On the other hand, the fact that higher values on POS were related to higher values of Cq suggests that fungal species with some reduced susceptibility to posaconazole might be from Aspergillus sp., although not observed by culture-based methods. This aspect reinforces, once more, the importance of an algorithm of combined methods (molecular and culture-based) for an accurate fungal assessment in the environment, as the one suggested previously to be applied in occupational environments with azole pressure [31].

5. Conclusions

The use of passive sampling methods to assess settleable dust and bioburden allowed having a wider pool of dwellings and sampling locations. Dust loading rates and bioburden presented a wider range in the summer season. However, fungal contamination increased in winter, while bacterial contamination decreased. Aspergillus sections Circumdati and Nidulantes were observed in VOR, as well as in MEA and DG18.
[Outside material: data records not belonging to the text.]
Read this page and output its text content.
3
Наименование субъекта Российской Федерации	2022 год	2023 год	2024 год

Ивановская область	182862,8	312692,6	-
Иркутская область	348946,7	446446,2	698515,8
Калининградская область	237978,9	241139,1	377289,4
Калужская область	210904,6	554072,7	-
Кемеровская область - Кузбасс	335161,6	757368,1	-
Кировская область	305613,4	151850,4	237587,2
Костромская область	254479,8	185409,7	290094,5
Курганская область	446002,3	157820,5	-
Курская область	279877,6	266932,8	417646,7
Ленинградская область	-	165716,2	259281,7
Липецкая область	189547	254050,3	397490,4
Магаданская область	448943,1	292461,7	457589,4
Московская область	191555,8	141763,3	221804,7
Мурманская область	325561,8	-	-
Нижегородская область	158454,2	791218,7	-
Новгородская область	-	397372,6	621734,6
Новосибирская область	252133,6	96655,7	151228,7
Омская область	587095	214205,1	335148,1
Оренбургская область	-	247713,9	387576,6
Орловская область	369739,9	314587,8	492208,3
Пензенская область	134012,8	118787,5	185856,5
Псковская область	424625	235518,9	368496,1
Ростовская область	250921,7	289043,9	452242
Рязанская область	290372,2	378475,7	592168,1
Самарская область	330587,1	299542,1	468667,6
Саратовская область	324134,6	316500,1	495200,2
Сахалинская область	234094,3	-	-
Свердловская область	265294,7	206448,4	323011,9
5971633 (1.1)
Overall, this study reinforces the importance of applying:

(a)

Passive sampling methods in campaigns to assess sedimentable dust and bioburden in dwellings;

(b)

MEA and DG18 when using culture-based methods to assess fungi;

(c)

In parallel, with culture methods, molecular tools targeting the most suitable indicators of fungal contamination indoors;

(d)

Azole resistance screening to unveil azole resistance detection in fungal species besides Aspergillus section Fumigati.